Open kromabiles opened 4 years ago
@kromabiles great. Following up here. A few questions about this:
Processing of this would need to actually happen during ingest (batch) or it would be just too slow... we need to test.
What is your largest PDF around there?
Secondly. I will also enable a Digital object with the same directly on play.archipelago.nyc so we can test performance and compare.
Thanks!
@DiegoPino Yes, extracting PDFs into TIFFs would be great. Our book collections don't have any page level metadata - all structured as single object description. :/
Our largest PDF is about 3GB and consists of 93 pages (yearbook).
Seeing Archipelago in action sounds exciting! :)
Excellent. I will start planning. Will probably borrow book module settings, but i feel i should go TIFF first and the compress to JP2 if needed. I just tested a JP2 generated by islandora (core) and it was 25 Mbytes in size, same TIFF was 10 Mbytes which was a little bit annoying!

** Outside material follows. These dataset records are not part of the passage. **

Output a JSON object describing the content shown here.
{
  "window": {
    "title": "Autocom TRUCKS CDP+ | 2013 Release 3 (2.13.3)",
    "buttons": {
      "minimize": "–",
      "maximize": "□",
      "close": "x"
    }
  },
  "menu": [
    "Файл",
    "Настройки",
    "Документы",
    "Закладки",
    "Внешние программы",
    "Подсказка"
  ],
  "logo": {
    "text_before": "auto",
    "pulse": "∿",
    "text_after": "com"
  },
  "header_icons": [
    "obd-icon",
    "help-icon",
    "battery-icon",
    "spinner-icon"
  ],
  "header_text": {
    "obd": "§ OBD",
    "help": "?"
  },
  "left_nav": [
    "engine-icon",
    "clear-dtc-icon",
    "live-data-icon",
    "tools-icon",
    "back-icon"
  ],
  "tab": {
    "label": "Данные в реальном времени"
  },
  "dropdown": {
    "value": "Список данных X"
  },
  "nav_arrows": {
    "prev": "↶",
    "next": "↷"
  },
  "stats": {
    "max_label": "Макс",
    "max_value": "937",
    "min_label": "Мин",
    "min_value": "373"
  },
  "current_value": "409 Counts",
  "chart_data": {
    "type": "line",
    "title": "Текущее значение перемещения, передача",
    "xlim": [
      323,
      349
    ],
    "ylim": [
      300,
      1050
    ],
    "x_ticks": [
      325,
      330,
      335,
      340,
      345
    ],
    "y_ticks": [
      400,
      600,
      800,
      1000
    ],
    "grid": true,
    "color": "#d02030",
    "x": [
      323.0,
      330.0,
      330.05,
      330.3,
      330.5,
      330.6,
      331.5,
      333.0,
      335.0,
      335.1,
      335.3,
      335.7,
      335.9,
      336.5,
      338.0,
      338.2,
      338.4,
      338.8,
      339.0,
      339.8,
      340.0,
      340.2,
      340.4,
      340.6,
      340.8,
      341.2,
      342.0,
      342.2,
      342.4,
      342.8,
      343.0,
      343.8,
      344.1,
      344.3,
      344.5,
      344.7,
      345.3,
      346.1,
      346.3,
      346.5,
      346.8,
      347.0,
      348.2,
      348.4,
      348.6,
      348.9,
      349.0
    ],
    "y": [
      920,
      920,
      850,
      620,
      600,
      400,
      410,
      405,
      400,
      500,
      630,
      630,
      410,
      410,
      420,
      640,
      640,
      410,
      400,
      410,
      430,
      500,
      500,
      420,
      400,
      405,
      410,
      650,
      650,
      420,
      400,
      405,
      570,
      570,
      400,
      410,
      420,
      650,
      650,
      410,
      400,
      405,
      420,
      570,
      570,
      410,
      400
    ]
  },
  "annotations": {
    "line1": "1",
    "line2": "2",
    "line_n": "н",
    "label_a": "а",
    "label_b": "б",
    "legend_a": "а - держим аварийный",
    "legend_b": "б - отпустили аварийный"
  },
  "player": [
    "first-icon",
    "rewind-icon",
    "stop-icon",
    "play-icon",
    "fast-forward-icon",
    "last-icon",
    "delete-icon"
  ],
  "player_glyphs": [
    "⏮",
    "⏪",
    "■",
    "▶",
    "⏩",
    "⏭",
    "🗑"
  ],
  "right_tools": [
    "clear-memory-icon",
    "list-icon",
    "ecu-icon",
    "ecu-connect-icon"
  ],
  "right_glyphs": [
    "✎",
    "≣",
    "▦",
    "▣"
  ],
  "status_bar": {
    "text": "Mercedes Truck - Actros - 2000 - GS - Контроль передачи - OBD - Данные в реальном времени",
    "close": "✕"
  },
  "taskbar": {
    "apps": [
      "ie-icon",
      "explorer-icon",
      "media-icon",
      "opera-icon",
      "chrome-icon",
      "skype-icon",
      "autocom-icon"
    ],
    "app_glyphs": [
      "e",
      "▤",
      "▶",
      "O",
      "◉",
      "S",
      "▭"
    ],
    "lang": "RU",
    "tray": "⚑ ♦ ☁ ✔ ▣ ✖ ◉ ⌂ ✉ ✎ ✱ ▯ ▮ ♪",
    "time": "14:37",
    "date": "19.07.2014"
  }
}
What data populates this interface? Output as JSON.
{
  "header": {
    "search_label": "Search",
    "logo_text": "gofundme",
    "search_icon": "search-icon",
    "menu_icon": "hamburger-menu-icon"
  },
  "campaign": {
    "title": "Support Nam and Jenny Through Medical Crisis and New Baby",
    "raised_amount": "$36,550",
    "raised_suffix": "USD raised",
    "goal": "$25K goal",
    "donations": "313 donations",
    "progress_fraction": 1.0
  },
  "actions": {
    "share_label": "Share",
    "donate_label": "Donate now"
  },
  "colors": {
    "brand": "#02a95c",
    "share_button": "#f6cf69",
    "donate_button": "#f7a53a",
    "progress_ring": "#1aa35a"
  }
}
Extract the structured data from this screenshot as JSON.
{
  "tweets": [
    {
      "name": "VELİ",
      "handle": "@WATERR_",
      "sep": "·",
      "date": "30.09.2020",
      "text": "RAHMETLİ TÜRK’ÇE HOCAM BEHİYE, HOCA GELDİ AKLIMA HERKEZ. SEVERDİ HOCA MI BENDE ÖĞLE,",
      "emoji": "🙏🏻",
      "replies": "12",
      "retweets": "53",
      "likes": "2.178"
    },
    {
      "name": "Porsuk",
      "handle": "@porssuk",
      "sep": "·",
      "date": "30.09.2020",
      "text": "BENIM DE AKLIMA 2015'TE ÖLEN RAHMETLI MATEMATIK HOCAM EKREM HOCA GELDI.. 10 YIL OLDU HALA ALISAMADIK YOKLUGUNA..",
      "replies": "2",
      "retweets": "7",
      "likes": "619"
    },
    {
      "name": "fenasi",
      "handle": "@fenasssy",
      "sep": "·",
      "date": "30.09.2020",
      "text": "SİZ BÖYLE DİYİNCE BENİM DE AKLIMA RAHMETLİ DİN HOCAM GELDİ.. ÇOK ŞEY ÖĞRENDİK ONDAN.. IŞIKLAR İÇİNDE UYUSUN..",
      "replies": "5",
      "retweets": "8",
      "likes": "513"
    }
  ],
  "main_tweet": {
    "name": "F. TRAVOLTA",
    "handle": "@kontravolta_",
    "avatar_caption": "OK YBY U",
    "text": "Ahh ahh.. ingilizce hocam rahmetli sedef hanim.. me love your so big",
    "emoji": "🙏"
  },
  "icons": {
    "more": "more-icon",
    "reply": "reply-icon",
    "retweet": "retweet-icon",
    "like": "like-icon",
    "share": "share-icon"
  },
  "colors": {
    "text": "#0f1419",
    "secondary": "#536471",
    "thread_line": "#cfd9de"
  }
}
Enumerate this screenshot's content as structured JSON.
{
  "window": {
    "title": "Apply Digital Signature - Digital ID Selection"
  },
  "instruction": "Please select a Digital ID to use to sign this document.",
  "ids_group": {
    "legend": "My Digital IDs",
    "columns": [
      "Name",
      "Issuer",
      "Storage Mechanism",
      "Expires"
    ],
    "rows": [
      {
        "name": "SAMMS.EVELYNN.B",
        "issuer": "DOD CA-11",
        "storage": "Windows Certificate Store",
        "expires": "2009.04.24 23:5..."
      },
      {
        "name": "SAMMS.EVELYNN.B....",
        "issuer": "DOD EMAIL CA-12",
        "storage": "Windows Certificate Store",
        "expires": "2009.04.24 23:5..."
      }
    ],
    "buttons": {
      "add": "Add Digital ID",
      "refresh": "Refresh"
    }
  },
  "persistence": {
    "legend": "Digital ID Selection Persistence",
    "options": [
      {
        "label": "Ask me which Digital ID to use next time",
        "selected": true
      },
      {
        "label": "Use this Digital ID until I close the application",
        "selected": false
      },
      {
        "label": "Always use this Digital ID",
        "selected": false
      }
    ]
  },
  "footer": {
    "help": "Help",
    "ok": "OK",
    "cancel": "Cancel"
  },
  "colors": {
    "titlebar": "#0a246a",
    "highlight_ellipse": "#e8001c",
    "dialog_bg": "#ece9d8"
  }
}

@kromabiles sorry for the slowness, i have a solution! But requires some testing, planning. Give me the end of the week to enable in our sandbox and i give you credentials there. Will also copy your Templates and prepare a spreadsheet testcase, but even better if you have a few PDFs in a zip and a demo spreadsheet around
No worries! Thanks, Diego - files are too big to attach here, so I'll send them over to you via email.
Hello Diego,
As you know, our IR is currently exploring ways to use the IMI to ingest/create BookCModel objects from PDFs. Since the IMI is the main tool we rely on for ingesting content into Islandora, could we explore/test some possible options/solutions for a way to implement a simpler pdf to tiff image capability? Some of our current PDF objs that we'd like to ingest as books have 50+ pages, which would then need to be divided and converted from pdfs to tiffs. My brain hurts.
More than happy to bounce off ideas and do some testing with you. :)
Best, Katie